The difference, of course, is that Carson’s choice of what counts as a religion (and, in his case, to be valued and protected) is sufficiently different from a number of people on the political and theological left that it stands out for some listeners — but (and this is the important point) they’re doing this no less than him; for when it comes to Islam we now have a large body of literature, written by everyone from politicians and journalists to scholarly specialists, authors who identify with Islam and those who do not, on what (according to each) really counts as authentic Islam as opposed to examples of where it has been “hijacked” by inauthentic “extremists” and “fanatics.” The former qualifies as a religion while the latter ends up being understood as a dangerous political ideology.

That each might draw the line in different places should not lessen the fact that they’re all drawing lines — and in self-interested ways.

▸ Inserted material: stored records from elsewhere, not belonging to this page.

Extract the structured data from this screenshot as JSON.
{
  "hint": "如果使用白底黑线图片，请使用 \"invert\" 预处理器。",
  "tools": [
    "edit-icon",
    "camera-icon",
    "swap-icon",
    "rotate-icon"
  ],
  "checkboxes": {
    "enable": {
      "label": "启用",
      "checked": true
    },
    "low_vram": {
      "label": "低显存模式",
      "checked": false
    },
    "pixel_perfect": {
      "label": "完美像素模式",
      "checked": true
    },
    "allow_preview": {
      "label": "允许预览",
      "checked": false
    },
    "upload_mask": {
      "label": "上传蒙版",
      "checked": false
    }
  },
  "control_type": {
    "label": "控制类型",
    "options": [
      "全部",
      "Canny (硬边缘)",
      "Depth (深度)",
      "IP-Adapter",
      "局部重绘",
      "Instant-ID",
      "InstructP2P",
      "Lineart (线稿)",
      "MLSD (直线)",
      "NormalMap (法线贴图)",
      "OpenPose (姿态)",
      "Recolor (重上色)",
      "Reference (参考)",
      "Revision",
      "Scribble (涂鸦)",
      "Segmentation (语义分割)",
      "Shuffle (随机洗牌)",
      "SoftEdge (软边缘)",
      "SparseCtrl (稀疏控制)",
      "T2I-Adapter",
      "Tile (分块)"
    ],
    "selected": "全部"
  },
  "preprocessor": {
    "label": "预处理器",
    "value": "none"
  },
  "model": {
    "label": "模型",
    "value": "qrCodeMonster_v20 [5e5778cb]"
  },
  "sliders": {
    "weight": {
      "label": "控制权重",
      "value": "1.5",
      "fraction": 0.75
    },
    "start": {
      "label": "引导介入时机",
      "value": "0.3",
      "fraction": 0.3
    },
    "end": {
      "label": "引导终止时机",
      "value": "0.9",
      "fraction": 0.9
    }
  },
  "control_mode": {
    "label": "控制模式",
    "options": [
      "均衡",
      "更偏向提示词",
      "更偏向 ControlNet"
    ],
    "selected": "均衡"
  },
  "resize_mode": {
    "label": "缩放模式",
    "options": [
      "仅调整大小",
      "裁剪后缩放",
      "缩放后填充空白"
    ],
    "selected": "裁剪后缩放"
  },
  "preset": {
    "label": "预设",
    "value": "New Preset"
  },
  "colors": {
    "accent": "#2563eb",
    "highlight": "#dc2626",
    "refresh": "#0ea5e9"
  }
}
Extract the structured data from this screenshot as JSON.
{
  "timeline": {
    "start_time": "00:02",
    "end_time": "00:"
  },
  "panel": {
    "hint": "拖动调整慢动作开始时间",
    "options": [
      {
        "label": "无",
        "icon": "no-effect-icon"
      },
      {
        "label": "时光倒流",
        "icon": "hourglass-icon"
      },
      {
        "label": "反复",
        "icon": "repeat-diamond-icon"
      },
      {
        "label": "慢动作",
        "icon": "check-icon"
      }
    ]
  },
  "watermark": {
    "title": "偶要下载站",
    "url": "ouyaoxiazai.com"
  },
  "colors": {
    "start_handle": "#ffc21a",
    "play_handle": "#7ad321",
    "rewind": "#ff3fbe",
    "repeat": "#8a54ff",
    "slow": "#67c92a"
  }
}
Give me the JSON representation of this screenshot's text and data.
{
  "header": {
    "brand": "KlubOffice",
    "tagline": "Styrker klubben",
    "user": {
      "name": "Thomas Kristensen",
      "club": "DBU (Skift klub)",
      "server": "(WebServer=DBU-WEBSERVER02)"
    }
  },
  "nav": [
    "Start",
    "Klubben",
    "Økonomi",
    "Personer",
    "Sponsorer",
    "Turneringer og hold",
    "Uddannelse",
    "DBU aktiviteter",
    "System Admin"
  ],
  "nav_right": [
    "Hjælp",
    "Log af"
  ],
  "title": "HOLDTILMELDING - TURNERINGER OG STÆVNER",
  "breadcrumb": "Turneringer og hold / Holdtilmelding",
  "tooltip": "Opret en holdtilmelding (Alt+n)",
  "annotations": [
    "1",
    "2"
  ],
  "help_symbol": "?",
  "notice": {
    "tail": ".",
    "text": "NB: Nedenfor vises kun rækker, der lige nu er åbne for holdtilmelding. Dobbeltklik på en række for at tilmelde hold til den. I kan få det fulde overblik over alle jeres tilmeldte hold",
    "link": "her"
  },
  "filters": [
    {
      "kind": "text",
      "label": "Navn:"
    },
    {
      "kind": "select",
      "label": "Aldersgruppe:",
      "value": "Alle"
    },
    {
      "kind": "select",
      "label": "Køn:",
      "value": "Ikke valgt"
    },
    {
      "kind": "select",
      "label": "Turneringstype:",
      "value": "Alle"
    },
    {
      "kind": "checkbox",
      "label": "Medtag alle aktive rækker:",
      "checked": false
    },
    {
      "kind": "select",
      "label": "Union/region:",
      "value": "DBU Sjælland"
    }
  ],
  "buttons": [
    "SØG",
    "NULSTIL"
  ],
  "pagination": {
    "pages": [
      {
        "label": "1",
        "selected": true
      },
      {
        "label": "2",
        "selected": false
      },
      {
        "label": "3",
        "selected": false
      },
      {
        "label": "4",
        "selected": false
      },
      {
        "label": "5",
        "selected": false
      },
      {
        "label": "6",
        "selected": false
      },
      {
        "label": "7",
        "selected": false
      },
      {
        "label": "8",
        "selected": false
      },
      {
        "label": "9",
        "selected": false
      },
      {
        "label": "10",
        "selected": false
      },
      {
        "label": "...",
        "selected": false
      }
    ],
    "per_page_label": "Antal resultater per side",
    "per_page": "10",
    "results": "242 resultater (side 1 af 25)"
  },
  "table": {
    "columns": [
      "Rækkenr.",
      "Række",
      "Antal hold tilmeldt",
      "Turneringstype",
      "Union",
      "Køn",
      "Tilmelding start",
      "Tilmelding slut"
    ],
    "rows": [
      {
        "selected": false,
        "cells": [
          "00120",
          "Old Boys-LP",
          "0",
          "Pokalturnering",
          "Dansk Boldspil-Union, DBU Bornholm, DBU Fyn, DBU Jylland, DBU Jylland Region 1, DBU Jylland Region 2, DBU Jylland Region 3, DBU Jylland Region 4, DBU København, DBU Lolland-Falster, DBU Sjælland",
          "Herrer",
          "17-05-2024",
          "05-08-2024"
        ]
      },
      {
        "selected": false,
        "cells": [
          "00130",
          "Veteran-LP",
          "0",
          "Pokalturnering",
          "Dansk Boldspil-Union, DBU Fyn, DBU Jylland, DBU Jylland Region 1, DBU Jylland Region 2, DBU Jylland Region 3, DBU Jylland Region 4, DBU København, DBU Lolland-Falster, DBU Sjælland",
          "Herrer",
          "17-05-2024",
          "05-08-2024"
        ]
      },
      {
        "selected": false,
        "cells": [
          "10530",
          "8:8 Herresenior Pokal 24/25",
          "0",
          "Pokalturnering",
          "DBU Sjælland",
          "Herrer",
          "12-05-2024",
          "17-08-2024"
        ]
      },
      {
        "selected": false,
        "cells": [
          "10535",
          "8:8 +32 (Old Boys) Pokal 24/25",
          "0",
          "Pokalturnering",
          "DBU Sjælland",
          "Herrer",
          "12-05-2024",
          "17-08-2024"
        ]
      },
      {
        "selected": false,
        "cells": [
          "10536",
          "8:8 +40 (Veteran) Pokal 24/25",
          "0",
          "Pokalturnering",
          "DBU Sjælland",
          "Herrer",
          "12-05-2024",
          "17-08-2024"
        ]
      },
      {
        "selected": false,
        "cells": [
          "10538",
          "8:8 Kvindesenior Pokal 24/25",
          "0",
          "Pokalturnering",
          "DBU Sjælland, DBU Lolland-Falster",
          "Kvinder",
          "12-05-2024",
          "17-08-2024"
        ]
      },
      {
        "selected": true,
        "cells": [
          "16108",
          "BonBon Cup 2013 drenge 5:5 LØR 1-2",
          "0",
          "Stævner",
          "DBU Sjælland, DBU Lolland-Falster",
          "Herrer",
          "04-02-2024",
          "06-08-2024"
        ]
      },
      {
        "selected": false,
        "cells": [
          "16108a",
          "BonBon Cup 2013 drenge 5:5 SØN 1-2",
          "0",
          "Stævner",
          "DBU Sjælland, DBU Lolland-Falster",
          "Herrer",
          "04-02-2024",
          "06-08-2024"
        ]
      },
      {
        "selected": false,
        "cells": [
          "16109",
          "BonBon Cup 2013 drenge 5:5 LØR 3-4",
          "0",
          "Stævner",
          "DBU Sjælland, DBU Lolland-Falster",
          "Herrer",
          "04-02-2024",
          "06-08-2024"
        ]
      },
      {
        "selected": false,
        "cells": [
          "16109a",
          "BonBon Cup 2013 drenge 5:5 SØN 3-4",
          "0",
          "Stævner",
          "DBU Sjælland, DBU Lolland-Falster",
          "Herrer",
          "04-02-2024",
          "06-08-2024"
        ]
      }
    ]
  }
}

For some, only what yet others see as sub-parts of Islam qualify as religion while for yet others Islam as a whole fails to join the family of religion.

There was a time when few learned Europeans thought Buddhism was a religion but, instead was merely a contemplative philosophy. And today, Buddhist monks who support or opt to use violence confound those who wish to understand Buddhism as something entirely apart from practical political action.

My point?

It seems only when someone deviates from the dominant way of classifying that we are able to see at least their use of categories as political tools, as having rhetorical rather than just descriptively neutral effect. But instead of focusing on others’ uses, we ought to use someone like Carson to shine a light on how these terms are usually used, to be able to see their so-called normal use in a whole new light — and thereby to understand all acts of classification as being a form of political speech with intended (and unintended) effects.